REPLY

Friday, April 11, 2014

selflessness is the key to my happiness.

Didn't I warn ya about being prepared to see more posts like this? This weather has been too good to be true, and because of the things that I posted about motherhood the other day with time passing by us way too quickly, I want to take the time to enjoy the small and simple things...especially with this little guy.
Going on walks, taking Noah to the park, visiting my sisters from the church to share a spiritual message really puts my mind at ease. It reminds me to be selfless, and it helps make me look at our life at this very moment in a different perspective. I am thankful. I feel fulfilled. I feel loved. I have hope, and I am blessed no matter what. My decision in putting other peoples needs before my own has always been a key to my happiness...especially in times of stress.  I want to thrive on happiness. I want to seek the happiness in every direction whether it's good or bad. I want to be a good example to every person I meet, because first impressions are always important. I find that when I see life's beautiful things such as blue skies, birds humming, seeing my neighbors daffodils pop up renews the spirit in which abides with me, and is a sign from above telling me that all will be well. 

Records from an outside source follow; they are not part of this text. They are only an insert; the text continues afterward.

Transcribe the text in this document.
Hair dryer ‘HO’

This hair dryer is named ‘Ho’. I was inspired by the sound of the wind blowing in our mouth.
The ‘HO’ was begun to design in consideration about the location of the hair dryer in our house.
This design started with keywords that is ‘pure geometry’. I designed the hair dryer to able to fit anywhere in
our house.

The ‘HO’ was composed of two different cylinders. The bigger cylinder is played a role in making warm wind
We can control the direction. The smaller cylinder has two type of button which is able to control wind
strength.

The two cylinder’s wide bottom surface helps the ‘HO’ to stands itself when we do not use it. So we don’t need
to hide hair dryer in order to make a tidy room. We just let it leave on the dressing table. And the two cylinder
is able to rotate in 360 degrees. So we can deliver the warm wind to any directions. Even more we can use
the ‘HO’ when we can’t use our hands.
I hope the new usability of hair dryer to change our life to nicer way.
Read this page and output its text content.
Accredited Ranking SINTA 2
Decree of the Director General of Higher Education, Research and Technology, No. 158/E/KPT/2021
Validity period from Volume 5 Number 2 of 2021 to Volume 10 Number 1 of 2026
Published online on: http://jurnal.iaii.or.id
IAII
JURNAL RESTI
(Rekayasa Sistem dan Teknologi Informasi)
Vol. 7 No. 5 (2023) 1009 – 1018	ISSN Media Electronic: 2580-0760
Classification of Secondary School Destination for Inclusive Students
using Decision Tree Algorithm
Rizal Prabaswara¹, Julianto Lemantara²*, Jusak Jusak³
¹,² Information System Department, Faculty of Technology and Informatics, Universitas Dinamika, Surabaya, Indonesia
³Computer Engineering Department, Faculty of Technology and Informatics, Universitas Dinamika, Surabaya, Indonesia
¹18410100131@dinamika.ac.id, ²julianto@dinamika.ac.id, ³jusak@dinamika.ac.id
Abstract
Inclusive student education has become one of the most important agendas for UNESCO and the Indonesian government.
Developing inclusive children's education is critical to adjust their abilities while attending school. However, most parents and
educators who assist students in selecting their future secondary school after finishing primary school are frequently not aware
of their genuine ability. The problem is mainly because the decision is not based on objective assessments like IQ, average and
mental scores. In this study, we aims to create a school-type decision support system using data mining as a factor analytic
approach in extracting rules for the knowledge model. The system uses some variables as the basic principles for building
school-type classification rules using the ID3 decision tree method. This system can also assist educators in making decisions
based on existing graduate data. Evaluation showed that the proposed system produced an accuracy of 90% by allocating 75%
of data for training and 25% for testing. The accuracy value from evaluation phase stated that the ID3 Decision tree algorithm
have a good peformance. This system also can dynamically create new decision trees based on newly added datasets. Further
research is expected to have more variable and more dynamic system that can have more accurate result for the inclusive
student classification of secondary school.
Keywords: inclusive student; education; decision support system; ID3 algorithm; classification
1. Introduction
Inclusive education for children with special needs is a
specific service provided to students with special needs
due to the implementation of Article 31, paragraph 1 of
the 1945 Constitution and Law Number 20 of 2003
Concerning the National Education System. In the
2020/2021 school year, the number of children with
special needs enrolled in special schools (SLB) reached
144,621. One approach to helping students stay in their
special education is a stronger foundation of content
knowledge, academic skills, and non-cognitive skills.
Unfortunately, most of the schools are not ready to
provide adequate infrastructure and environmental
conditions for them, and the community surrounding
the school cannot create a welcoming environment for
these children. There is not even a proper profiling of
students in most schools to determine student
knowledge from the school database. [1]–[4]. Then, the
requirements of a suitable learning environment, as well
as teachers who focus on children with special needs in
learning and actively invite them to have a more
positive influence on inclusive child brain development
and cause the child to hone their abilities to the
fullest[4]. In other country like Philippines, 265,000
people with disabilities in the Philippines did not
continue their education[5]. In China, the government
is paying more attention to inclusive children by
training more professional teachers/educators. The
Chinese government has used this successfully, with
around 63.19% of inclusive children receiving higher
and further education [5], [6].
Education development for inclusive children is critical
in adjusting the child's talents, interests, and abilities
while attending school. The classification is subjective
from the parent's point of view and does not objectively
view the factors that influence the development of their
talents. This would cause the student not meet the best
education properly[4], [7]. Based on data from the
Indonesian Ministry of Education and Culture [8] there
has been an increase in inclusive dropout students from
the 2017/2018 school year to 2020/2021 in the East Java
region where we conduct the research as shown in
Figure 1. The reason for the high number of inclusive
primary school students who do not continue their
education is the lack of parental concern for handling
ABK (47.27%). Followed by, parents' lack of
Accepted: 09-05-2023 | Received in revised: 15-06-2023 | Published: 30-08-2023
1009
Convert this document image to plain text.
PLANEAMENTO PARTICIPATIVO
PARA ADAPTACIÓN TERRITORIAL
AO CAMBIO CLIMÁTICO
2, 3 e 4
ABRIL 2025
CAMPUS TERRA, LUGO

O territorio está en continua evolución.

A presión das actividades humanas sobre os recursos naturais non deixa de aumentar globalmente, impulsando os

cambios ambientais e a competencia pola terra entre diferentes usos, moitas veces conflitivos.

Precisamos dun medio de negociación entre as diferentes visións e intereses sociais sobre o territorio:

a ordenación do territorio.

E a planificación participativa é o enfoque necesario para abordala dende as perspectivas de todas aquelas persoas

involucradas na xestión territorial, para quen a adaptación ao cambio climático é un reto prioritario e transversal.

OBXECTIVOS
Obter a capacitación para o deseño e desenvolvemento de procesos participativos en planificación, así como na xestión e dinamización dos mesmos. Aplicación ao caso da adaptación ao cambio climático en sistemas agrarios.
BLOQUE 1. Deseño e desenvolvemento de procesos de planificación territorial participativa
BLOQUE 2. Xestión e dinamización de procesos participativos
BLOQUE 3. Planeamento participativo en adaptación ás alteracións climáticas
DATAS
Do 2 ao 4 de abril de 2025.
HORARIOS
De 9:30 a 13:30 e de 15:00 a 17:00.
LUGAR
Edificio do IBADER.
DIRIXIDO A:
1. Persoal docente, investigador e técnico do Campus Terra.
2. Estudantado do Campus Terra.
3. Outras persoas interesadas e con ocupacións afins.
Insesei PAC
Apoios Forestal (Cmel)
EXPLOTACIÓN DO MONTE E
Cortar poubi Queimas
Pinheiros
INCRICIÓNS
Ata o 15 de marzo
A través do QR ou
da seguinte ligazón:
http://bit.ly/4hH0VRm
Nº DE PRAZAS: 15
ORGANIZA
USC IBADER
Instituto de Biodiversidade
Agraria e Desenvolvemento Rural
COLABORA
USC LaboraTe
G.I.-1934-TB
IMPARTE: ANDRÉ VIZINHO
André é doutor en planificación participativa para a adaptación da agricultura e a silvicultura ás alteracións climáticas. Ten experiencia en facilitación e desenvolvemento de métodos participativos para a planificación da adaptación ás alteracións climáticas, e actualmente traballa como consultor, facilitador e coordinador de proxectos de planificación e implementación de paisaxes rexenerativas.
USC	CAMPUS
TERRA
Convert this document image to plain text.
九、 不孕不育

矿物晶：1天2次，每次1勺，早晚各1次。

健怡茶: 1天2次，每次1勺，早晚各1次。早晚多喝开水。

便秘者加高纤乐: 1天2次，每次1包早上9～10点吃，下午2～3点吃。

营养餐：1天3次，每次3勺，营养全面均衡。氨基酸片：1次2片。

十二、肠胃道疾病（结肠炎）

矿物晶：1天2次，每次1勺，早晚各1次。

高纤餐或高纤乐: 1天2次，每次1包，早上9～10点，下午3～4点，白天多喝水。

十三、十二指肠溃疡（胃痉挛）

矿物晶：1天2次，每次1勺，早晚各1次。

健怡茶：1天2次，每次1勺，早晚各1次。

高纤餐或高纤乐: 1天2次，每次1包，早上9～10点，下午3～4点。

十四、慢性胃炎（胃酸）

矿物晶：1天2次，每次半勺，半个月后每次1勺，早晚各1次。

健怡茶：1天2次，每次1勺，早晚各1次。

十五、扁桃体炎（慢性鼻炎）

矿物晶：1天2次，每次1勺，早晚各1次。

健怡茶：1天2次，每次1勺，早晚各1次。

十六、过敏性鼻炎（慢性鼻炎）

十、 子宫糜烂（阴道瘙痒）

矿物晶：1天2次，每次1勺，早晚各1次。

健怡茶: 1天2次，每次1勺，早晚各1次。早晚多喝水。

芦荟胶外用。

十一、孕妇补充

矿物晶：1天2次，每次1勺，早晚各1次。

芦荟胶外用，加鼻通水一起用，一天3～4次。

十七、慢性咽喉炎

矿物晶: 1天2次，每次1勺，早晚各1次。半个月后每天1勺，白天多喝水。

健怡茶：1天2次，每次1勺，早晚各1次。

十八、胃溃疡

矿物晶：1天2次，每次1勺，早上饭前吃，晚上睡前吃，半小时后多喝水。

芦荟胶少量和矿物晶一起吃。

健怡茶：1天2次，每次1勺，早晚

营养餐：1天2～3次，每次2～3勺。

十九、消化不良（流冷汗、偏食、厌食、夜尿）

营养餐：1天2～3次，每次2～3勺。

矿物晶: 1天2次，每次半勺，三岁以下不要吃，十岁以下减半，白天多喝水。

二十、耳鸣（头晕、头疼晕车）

Being a trio at the park the other day without a worry in the world helped us forget about life's stresses for that moment. Instead of having Jon doing all the 'rough' running around with Noah I wanted to have a piece of that action. I decided to cross the monkey bars with Noah on my back. Noah was a bit hesitant to get on. I don't think he trusted me to hold him the way daddy does. I was patient, and waited for Noah to carefully get on my back, but to no avail. Two words...epic fail. My hands felt so weak as he tried to get on. He ended up trying to save me from letting go & falling. Here I am hanging on to these monkey bars for dear life as if it was the last thing on earth to do! All along I was saying to  myself, "I can do this, I'm not out of shape!" I eventually let go. Afterwards Noah kept asking me if I was okay. He was so serious, and caring about the whole thing that he kept asking me that for ten minutes! Laughing and putting all my energy on this family of mine is what keeps me going. 
^^^ Mandatory caption: The look on Noah's face is priceless. ^^^
I observe at the way Jon looks at our life, and he is at peace. He looks at the kids with love, and his heart is filled with gratitude. I am reminded of this quote from President Uchtdor from general conference recently, "Gratitude is a disposition, a way of life that stands independent of our current situation." That quote is so fitting for our life right now. So grateful that Jon has a great attitude towards negativity, and has a unique built for strength when it comes to trials. He's not perfect, but he sure knows his limits of frustration. He doesn't take it out on us. He cooks & will read instead.
One thing for sure life is always better when affection is given. These two are the only men in my mortal life, and once again we are taking advantage of our afternoons enjoying this lovely spring weather...just the three of us.  
Yup...no matter what life throws at us, life is pretty darn good! 

Hope your life is too! Have a great weekend!